JURNALKALIMANTAN.COM, BARITO KUALA – Unit Pelaksana Teknis Daerah (UPTD) Balai Latihan Kerja (BLK) Kabupaten Barito Kuala (Batola), gelar Diklat Vokasi Berbasis Kompetensi Tahap I Tahun 2021.
Kegiatan ini dibuka Wakil Bupati (Wabup) H. Rahmadian Noor, sekaligus penanaman pohon penghijauan di depan gedung UPTD BLK Batola.

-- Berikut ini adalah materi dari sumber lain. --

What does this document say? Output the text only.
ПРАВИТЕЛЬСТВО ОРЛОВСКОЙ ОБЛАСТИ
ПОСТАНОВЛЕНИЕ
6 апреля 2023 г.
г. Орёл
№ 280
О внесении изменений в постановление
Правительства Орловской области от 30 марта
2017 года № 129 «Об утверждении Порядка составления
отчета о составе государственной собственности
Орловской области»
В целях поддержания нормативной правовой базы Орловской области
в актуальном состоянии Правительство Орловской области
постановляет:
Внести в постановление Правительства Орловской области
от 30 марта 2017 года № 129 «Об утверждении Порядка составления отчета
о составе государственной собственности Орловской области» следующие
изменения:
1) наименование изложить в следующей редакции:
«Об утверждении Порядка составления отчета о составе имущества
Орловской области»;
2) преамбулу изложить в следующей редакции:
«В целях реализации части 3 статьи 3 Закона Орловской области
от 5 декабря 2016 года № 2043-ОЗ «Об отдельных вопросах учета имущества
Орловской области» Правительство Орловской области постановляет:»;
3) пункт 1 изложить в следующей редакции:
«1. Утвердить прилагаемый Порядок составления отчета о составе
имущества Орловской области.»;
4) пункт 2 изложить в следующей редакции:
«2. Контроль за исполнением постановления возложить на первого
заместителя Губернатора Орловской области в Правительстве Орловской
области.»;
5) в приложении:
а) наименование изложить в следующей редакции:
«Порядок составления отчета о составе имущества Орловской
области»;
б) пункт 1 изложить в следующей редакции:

Terdapat 64 peserta dari 4 jurusan, masing-masing 16 orang dari kejuruan otomotif (servis sepeda motor konvensional), kejuruan teknologi informasi dan komunikasi (operator komputer dasar), kejuruan garmen (menjahit pakaian dengan mesin), dan kejuruan processing (pembuat roti dan kue).
Wabup sangat mengapresiasi program ini, sebagai sarana pelatihan kerja yang sangat berguna untuk memperkuat kompetensi kerja para peserta, agar meningkatkan dan mengembangkan kemampuan, produktivitas, serta kesejahteraan tenaga kerja.
Apalagi tambah wabup, Kementerian Tenaga Kerja (Kemenaker) RI telah menetapkan Nawa Kerja Ketenagakerjaan, di antaranya percepatan peningkatan kompetensi tenaga kerja dan prioritas 3R BLK (Reorientasi, Revitalisasi, dan Rebranding).
Wabup menegaskan, kontribusi pembangunan ketenagakerjaan penting dan strategis terhadap pencapaian misi Pemerintah Kabupaten Batola, demi terwujudnya “Barito Kuala Satu Kata Satu Rasa, Membangun Desa Menata Kota, Menuju Masyarakat Sejahtera”.
Paket pelatihan institusional ini jelas wabup, sesuai dengan kondisi, potensi, kebutuhan zaman, serta pelestarian kearifan lokal, sehingga diharapkan mampu memberikan akses kepada para lulusan SD, SLTP, dan disabilitas tanpa adanya diskriminatif, yang bermuara pada sertifikasi dan kompetensi.
“Kedepan, pelatihan hendaknya juga menyentuh perkembangan teknologi informasi digital yang belakangan sudah semakin pesat,” harap wabup.
Kepala UPTD BLK Batola, Saminan menambahkan, Kemenaker RI pada akhir 2019 telah melengkapi peralatan dan komputer di BLK Batola, sebagai cikal bakal pengembangan kejuruan teknologi informasi komunikasi desain grafis muda.
Kejuruan ini lanjutnya, sesuai dengan kondisi, potensi, kebutuhan zaman serta pelestarian kearifan lokal.